Shadow Minister for the Digital Economy Ed Husic has called for the public release of a little-known review of federal government digital transformation efforts that ultimately led to the radical restructure of the former Digital Transformation Office.
The so-called Functional Efficiency Review of the Department of Prime Minister and Cabinet was carried out by CSIRO chairman and former Telstra chief executive David Thodey and handed to government in the weeks following the July election last year.
The review included an investigation of the DTO’s operations, and its effectiveness. Its findings and recommendations were used as the basis for the restructuring of the DTO into the newly-named Digital Transformation Agency, and the ouster of Paul Shetler as CEO.
Mr Shetler was subsequently named as the Australian Government’s Chief Digital Officer within the DTA structure, effectively becoming the agency’s senior delivery executive, but reporting through a new CEO.
Mr Husic has written Assistant Minister Angus Taylor formally requesting that the Thodey report be released to the public domain.

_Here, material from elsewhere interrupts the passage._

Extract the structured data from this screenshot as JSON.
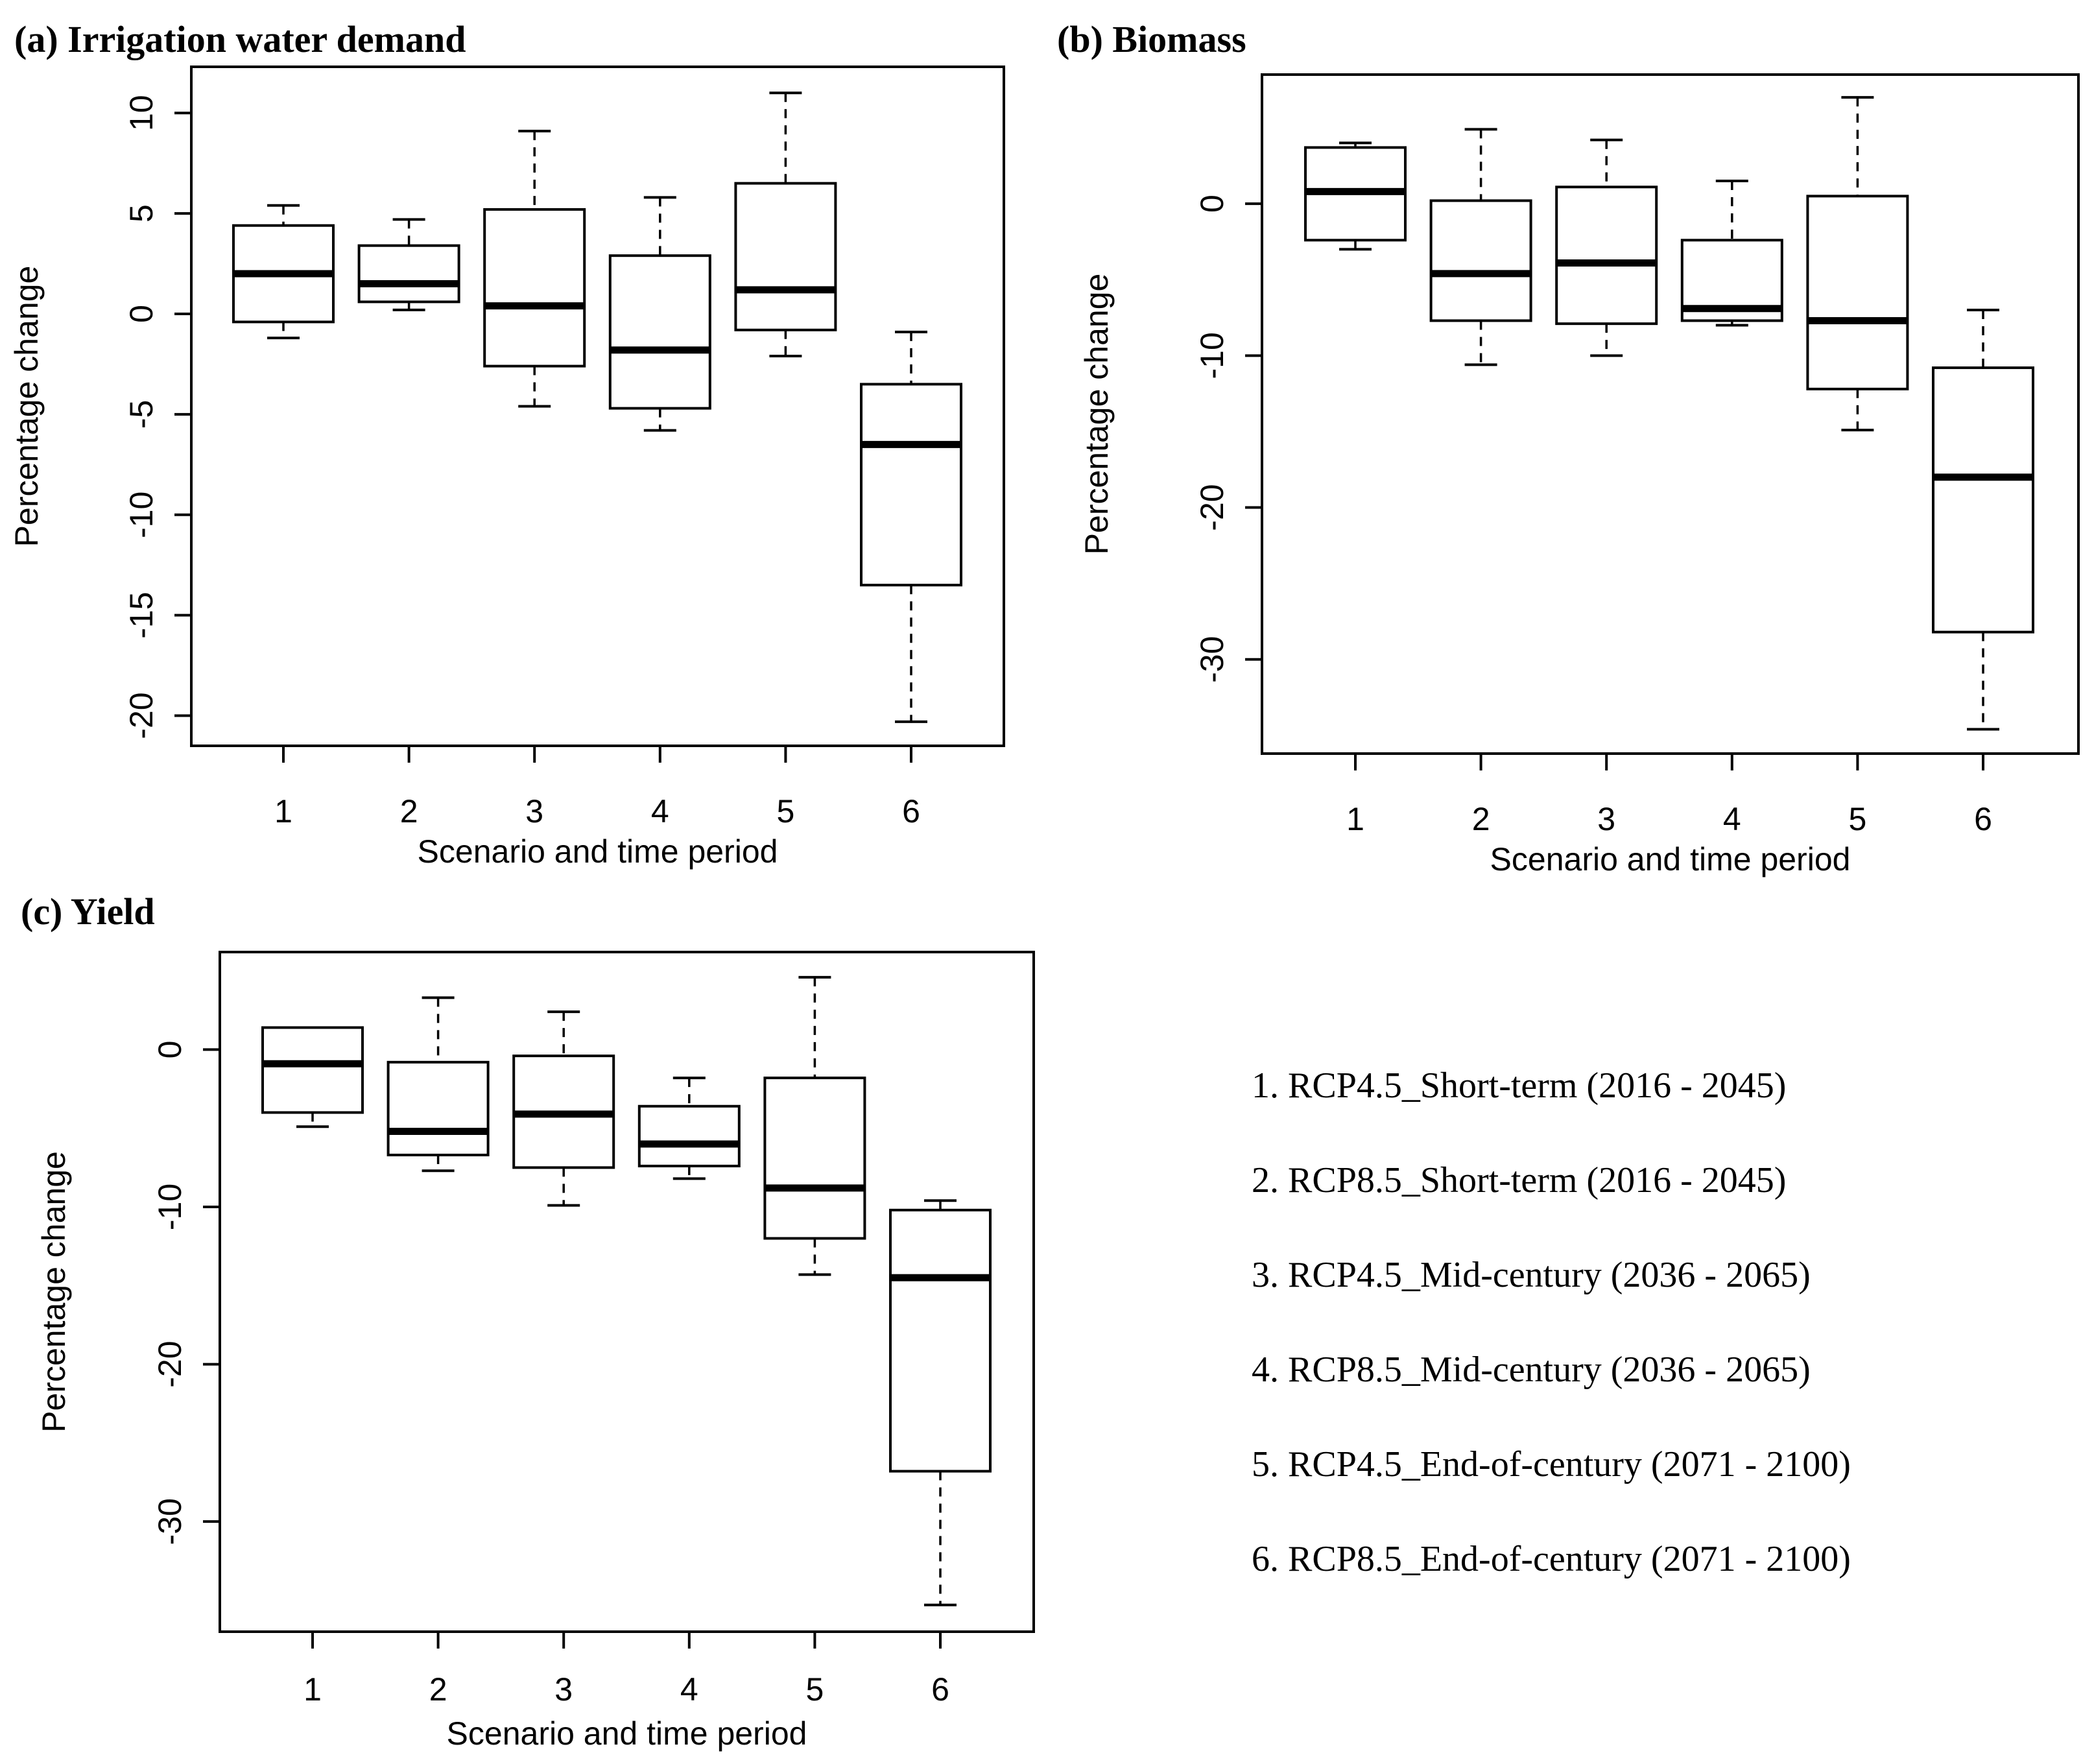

He cites the government’s own commitment to ensuring open transparent practices in relation to major public sector IT projects as reason enough to make the report public, especially in light of the subsequent restructuring of government digital transformation efforts.
Further, Mr Husic has also requested a briefing from Digital Transformation Agency senior executives on the changes that have been implemented as a result of the Thodey review, and a report on the effectiveness of the restructuring so far.

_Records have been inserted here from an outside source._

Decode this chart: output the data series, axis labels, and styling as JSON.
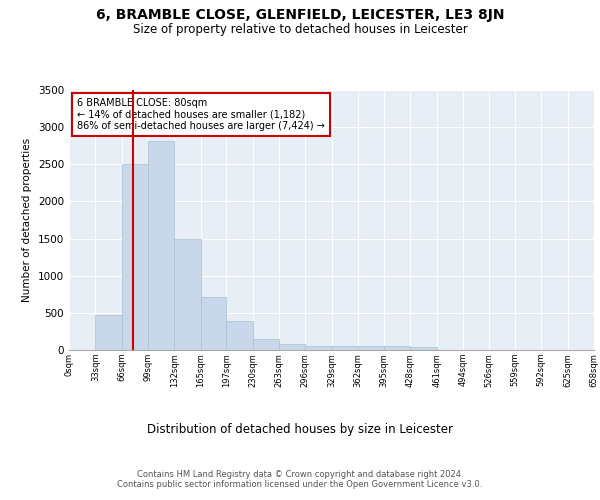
{
  "title": "6, BRAMBLE CLOSE, GLENFIELD, LEICESTER, LE3 8JN",
  "subtitle": "Size of property relative to detached houses in Leicester",
  "xlabel": "Distribution of detached houses by size in Leicester",
  "ylabel": "Number of detached properties",
  "bar_color": "#c8d8ea",
  "bar_edge_color": "#a8c0d0",
  "background_color": "#e8eef5",
  "grid_color": "#ffffff",
  "annotation_box_color": "#cc0000",
  "annotation_line1": "6 BRAMBLE CLOSE: 80sqm",
  "annotation_line2": "← 14% of detached houses are smaller (1,182)",
  "annotation_line3": "86% of semi-detached houses are larger (7,424) →",
  "vline_x": 80,
  "vline_color": "#cc0000",
  "bin_edges": [
    0,
    33,
    66,
    99,
    132,
    165,
    197,
    230,
    263,
    296,
    329,
    362,
    395,
    428,
    461,
    494,
    526,
    559,
    592,
    625,
    658
  ],
  "bin_counts": [
    5,
    465,
    2500,
    2820,
    1500,
    710,
    385,
    150,
    75,
    60,
    55,
    50,
    50,
    40,
    5,
    5,
    5,
    5,
    5,
    5
  ],
  "ylim": [
    0,
    3500
  ],
  "yticks": [
    0,
    500,
    1000,
    1500,
    2000,
    2500,
    3000,
    3500
  ],
  "tick_labels": [
    "0sqm",
    "33sqm",
    "66sqm",
    "99sqm",
    "132sqm",
    "165sqm",
    "197sqm",
    "230sqm",
    "263sqm",
    "296sqm",
    "329sqm",
    "362sqm",
    "395sqm",
    "428sqm",
    "461sqm",
    "494sqm",
    "526sqm",
    "559sqm",
    "592sqm",
    "625sqm",
    "658sqm"
  ],
  "footer_line1": "Contains HM Land Registry data © Crown copyright and database right 2024.",
  "footer_line2": "Contains public sector information licensed under the Open Government Licence v3.0."
}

Mr Thodey’s leadership of the Functional Efficiency Review at PM&C and its focus on the operations and effectiveness of the sometimes controversial DTO came to light in a sometimes testy Estimates exchange between Labor Senator Jenny McAllister and PM&C deputy secretary for innovation and transformation Dr Steven Kennedy.
Senator McAllister chastised Dr Kennedy for not having previously discussed the Thodey Functional Efficiency Review when she had directly and specifically asked at an estimates hearing in October last year what discussions and processes had informed the decision to restructure the review.
It is not clear from the estimates hearings last week whether Paul Shetler had been involved or interviewed as part of the Thodey Functional Efficiency Review. But there was much interest from Senator McAllister in understanding how often the then CEO – Mr Shetler – met with the Assistant Minister Mr Taylor.
Having established that the current (and interim) chief of the Digital Transformation Agency Nerida O’Loughlin meets with Mr Taylor on a roughly weekly basis, Senator McAllister was forensic about finding out how often Mr Shetler met with the assistant minister.
Given the depth of the restructure, it is a reasonable point. While Dr Kennedy supposed that “regular” meetings between Mr Taylor and Mr Shetler took place “more than monthly,” he took the question on notice to check diaries.
But it is understood that the two men met one-on-one just twice in the eight months between Mr Taylor taking oversight of digital transformation and the radical overall of the DTO. Even give that an election was held in the intervening period, this would seem extraordinary.
Ed Husic says the Thodey review the DTO operations and efficiency – and the recommendations it made to PM&C – would shed some light on the new strategy government has deployed to improve its performance in service delivery.
It would also give the public insight into how government plans to fix the seemingly systemic problems in government IT projects.
“Angus Taylor has talked about the need to increase transparency when it comes to digital transformation – now he can actually deliver on that by releasing the secret review into the DTO,” Mr Husic said.
“This will help better understand how this government aims to lift the quality of government digital transformation.”